すると喜助はまるで気にしてないという態度でこちらを見下ろした。
「やっと安眠できたようで安心したっスよ。あ、勝手に台所をお借りしてますって、見ればわかりますかね。もうすぐ出来上がりっス」
喜助は「色々勝手に使っちゃってスミマセン」と添えながら、お椀に味噌汁を注いだ。
「いえっ、そんな全然。むしろ作らせてしまって……って、浦原さんお料理するんですね。いい香りがして起きちゃいました」
「普段は任せっきりですけど見よう見まねで。男の独り暮らしは長いっスから、味はわかりませんがひと通りは」
頭を掻いた喜助は、眉尻を下げて笑う。
「独り暮らしじゃないですよ、みんないて。私お皿並べますね。手伝えることはありますか?」
喜助は「いえ、ソファで座っていて下さい」と、二つのお椀をテーブルへ運んでいく。
ゆかはほっとした。昨日のことにあえて触れないのはきっと彼なりの優しさなのだろう、と。

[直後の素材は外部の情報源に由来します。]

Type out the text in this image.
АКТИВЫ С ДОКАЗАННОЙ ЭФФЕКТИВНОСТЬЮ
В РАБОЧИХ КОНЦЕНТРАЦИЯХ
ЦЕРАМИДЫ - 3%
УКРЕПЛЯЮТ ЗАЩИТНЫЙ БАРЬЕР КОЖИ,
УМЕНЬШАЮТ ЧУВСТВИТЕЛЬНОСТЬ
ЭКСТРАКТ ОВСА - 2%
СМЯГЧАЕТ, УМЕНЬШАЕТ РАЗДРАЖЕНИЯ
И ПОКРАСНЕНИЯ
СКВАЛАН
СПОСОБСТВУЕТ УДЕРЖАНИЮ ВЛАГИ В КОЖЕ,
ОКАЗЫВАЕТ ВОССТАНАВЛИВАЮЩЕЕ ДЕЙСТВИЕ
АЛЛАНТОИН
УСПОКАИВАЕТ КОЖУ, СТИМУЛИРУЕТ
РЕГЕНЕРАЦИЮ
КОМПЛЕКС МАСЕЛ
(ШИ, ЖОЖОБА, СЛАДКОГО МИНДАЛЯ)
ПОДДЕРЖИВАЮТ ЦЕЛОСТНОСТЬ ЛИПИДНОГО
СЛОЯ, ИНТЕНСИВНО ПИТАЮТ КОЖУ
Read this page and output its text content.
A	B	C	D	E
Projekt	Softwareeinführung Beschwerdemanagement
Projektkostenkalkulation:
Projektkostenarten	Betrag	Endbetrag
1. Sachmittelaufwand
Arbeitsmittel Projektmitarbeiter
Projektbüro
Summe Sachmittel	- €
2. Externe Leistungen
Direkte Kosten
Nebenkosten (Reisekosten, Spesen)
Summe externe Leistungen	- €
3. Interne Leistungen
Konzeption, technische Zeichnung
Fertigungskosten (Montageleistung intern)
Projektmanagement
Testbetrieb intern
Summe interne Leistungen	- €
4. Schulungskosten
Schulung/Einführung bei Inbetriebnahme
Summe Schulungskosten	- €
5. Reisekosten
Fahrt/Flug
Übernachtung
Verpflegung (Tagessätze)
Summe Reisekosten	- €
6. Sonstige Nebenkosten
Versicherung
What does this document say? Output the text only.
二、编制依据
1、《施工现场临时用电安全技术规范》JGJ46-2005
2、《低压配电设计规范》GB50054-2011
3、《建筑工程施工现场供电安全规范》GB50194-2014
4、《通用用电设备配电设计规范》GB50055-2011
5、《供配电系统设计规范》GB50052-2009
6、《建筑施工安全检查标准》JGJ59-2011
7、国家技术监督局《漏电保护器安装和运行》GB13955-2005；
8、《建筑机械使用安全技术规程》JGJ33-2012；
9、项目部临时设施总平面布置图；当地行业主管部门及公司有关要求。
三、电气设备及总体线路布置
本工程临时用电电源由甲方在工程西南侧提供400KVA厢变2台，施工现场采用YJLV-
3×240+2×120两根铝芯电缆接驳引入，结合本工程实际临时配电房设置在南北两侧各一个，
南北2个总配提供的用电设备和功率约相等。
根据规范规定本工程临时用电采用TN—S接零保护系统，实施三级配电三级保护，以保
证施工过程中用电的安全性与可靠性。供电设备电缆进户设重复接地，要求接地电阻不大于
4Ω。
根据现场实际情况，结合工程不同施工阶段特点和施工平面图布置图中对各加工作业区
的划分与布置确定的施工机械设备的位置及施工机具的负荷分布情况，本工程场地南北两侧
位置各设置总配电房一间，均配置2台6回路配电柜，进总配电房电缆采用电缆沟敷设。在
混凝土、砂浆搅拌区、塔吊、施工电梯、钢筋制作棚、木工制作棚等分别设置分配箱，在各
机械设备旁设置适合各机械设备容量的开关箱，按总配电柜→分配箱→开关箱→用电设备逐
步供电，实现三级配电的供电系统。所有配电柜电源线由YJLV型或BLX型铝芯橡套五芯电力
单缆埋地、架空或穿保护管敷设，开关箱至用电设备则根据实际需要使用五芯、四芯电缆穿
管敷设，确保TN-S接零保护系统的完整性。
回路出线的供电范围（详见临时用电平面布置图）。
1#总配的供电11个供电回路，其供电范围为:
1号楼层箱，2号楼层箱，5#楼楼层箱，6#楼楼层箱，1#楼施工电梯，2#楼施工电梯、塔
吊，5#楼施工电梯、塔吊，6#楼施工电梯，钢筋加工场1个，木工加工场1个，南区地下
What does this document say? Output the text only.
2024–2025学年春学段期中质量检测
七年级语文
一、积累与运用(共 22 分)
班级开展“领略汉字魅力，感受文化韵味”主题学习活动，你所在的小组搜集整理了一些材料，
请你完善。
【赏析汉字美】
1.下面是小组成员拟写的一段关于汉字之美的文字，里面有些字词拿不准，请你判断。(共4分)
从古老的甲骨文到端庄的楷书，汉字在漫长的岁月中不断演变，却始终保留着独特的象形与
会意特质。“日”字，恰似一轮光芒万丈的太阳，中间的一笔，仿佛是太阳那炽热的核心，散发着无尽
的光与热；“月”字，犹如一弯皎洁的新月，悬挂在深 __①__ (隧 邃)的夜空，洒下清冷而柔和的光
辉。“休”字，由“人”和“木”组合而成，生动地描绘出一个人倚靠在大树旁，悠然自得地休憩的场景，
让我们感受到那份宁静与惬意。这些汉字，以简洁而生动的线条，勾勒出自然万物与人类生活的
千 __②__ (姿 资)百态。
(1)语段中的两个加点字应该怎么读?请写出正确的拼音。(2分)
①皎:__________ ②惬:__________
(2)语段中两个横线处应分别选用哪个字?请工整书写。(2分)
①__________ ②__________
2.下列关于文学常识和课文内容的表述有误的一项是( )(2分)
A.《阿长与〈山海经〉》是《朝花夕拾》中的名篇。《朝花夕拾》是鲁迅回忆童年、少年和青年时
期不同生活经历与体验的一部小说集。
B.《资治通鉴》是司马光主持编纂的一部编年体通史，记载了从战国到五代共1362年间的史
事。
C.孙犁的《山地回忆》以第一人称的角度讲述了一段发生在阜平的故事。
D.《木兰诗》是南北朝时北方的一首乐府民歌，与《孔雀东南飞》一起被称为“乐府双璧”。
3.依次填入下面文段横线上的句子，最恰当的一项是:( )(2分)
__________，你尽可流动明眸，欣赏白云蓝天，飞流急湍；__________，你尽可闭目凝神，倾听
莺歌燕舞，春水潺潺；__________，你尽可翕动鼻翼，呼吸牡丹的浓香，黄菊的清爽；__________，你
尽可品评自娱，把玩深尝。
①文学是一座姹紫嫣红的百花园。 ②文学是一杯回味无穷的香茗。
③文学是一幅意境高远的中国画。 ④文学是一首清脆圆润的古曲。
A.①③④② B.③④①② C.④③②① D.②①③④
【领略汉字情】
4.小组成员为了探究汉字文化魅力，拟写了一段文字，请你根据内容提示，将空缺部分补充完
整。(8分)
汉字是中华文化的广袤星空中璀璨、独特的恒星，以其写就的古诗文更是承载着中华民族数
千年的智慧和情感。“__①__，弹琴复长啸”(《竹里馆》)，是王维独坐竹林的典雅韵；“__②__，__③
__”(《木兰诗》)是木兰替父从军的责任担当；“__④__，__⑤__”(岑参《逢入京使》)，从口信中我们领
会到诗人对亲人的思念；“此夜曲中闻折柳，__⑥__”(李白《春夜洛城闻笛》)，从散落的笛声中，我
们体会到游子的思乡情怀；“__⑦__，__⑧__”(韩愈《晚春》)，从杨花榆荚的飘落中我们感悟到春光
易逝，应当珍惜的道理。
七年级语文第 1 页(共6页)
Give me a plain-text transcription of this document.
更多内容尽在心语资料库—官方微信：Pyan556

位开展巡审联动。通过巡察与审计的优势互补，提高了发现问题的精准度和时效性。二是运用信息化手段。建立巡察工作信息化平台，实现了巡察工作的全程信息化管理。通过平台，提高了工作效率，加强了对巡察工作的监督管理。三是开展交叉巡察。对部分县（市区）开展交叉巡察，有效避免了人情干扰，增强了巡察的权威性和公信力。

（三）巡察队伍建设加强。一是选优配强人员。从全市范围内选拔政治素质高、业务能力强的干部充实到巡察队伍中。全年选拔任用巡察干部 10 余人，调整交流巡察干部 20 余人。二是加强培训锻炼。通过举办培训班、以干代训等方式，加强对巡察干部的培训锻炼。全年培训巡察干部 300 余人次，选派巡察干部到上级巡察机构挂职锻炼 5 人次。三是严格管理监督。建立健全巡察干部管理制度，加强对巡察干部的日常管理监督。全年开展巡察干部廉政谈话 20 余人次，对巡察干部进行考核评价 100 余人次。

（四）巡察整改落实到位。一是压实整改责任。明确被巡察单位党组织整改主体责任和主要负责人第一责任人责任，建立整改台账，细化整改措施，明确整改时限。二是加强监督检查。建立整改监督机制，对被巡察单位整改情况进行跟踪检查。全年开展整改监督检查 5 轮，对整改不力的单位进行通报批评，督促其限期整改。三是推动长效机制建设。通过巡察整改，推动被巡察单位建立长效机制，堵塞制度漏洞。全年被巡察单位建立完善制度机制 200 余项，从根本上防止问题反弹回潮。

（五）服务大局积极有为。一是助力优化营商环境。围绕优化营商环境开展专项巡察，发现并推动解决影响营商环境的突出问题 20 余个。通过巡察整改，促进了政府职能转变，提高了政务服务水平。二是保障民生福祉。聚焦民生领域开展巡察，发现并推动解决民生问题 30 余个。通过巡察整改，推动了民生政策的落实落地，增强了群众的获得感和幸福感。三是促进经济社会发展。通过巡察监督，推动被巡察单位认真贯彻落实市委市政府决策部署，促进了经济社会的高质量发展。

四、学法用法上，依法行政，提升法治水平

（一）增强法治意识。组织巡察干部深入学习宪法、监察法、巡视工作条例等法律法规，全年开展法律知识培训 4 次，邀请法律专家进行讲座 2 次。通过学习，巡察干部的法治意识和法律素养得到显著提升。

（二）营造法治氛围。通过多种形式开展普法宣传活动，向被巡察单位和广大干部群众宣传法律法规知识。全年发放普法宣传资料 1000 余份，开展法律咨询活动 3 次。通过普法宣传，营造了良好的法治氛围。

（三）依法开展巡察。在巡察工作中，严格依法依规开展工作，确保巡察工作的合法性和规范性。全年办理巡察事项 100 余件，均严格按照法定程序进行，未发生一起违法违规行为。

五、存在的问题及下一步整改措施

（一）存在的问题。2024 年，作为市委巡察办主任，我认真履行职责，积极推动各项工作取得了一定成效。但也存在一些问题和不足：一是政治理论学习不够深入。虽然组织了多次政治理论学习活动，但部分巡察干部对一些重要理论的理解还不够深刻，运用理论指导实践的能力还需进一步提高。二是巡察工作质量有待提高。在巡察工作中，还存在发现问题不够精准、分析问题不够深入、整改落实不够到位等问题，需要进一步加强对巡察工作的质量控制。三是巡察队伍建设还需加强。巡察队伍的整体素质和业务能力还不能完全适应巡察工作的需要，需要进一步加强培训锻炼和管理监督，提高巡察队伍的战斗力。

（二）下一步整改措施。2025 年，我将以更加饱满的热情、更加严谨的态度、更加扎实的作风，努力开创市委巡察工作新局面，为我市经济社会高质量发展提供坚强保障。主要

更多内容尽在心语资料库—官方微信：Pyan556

この空気を崩さないために、話題に出さないよう心がけた。
──『……いいんです、今は』
昨日、最後に交わした彼の言葉が頭の中でこだまする。今だけは、許してもらえるのだろうか。
もちろん前の世界かったことにしないし、したくない。あの場所でこの世界を知ったのだから。
ただ、この狭間の感情を一旦どこかへ置いてしまえば気が楽になるのもまた事実。
──ここが異世界だなんて今は忘れていたい。
放念するようにソファに腰掛ける。心地良い朝へ気分を切り替えようとテレビをつけた。